KD: I like the idea of thinking about non-physical space, and this touches on your point about what kind of systems we work for. Spaces are also for thinking, imagining, or perceiving things, which is a reason why I wanted to conduct these interviews. I wanted to hear from artists how non-visual space is shaped in times where our physical capacity is restricted, and how these impediments in movement affect our abilities to create. I also want to know how artists are devising their own spaces for creating right now.
CF: That’s a good leeway for one of the projects I am working on which may be my last “media as media” project, because I need to back away from my mind. It is a VR piece which will allow you to have a new kind of relationship with a media library, with a tint of my own style spread into the mixture. I don’t want to talk too much about it.
Image caption: installation view of Carlos Franco’s ISCP studio in the Ground Floor Program, November 2020.

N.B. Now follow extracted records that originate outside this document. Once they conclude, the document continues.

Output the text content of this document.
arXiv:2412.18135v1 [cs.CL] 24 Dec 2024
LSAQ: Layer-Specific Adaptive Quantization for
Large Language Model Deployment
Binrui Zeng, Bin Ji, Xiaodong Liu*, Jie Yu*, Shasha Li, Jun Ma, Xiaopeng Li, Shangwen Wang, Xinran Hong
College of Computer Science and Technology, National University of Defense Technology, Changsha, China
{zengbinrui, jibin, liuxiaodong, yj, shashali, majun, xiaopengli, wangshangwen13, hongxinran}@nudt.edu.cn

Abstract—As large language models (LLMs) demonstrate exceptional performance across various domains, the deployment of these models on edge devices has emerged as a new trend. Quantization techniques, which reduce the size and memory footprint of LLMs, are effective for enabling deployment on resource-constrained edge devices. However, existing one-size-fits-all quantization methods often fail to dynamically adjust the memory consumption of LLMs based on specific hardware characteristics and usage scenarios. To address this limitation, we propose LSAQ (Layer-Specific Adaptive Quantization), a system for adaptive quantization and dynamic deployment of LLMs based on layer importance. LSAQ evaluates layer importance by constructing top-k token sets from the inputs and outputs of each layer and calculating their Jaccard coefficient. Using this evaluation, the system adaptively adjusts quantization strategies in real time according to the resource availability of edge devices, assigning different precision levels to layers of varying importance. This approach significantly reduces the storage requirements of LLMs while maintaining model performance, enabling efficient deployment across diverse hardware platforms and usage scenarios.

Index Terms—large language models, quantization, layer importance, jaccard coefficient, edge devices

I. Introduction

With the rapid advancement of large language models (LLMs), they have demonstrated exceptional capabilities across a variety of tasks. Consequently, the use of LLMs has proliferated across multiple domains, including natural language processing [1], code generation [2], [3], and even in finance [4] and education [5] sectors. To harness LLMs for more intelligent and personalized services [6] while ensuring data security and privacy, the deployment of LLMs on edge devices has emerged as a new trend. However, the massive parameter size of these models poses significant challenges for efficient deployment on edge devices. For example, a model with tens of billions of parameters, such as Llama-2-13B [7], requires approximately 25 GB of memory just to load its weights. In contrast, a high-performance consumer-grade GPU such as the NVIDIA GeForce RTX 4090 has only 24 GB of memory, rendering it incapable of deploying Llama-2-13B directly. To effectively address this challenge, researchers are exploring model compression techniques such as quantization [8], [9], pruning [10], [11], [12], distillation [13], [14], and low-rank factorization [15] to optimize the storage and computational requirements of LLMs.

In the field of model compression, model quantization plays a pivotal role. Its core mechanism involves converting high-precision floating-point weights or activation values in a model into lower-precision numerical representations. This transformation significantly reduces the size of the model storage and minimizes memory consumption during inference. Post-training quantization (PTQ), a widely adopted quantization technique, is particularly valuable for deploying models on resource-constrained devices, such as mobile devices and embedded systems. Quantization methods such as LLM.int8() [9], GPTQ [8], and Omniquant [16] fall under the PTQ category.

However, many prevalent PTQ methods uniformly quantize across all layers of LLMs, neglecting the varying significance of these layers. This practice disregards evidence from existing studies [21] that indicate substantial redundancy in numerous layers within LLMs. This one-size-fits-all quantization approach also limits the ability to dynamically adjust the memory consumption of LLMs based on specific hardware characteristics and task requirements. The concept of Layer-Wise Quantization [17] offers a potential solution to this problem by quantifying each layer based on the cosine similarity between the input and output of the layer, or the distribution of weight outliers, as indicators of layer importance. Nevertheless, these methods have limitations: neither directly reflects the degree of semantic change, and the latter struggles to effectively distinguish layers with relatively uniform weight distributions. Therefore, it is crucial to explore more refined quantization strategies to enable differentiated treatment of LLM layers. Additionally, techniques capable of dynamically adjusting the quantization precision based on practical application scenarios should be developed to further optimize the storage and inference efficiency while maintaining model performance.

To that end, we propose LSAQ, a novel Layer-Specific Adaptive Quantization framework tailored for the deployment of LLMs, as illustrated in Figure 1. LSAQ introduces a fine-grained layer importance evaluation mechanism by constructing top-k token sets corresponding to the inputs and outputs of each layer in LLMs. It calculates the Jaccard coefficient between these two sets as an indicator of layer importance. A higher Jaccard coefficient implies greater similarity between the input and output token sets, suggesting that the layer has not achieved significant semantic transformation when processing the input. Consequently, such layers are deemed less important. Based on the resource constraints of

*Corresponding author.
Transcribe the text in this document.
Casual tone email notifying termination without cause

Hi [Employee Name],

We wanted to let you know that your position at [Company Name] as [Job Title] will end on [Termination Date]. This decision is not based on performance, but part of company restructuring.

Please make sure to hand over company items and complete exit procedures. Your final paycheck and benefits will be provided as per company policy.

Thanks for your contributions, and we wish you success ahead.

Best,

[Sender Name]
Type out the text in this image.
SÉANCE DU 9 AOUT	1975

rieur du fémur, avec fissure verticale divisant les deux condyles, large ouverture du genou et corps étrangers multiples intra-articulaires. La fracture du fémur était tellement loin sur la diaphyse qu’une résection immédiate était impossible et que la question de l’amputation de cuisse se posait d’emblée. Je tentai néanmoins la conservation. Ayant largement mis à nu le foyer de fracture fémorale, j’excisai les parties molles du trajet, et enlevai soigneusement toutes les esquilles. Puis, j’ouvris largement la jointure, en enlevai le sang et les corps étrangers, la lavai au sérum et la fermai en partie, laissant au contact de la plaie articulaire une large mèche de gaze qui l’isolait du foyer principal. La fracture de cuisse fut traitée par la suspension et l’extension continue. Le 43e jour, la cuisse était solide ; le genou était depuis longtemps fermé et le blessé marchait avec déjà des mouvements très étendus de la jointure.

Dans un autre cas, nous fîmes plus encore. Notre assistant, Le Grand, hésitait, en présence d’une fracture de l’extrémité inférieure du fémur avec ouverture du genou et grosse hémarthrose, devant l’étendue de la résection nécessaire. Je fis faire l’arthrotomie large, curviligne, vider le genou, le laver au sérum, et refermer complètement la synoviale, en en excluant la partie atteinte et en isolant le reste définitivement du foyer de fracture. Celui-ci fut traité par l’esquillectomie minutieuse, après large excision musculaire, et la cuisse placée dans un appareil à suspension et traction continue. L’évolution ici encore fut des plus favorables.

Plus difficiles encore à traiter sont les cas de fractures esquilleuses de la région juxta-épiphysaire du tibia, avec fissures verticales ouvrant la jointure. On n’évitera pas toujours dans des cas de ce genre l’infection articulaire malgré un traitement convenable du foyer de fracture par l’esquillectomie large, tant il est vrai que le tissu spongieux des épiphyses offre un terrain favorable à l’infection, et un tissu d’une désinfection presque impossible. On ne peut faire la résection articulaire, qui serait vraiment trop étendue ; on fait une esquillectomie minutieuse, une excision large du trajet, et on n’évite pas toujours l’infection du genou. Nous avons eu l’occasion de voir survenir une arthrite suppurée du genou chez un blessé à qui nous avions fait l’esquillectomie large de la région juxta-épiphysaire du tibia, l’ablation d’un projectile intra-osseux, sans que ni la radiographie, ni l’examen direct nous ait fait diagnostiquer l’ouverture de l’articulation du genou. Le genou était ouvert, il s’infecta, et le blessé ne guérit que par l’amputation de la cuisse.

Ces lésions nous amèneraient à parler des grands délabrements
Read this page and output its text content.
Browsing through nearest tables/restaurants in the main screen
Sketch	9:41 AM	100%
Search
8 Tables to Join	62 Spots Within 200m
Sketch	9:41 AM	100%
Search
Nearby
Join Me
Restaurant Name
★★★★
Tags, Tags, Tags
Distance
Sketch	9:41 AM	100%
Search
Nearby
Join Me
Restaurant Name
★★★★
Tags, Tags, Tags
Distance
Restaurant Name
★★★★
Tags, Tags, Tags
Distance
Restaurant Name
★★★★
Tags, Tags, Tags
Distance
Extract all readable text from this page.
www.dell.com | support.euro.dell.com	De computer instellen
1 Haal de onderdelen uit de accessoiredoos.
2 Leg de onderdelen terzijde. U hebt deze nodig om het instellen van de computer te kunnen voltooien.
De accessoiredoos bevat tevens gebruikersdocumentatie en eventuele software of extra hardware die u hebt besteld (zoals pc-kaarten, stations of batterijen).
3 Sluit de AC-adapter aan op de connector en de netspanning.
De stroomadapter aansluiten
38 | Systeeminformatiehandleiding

Image alt text: In the front of a white rectangular room, a long, disorganized wooden desk is visible with a computer, laptop, monitor, water bottle, glasses, phone, and other items. To the left. a rectangular fence with rounded sides holds 6 funnels each with different color soda bottle connected to clear tubes filled with soda. A rod is suspended horizontally in the center of the room by a yellow chain. Close to the rod is a plant in a white plastic bucket. Three geometric posters hang on the right wall. In the back of the room, a black curtain covers the bottom half of the wall, with an air conditioner hanging above.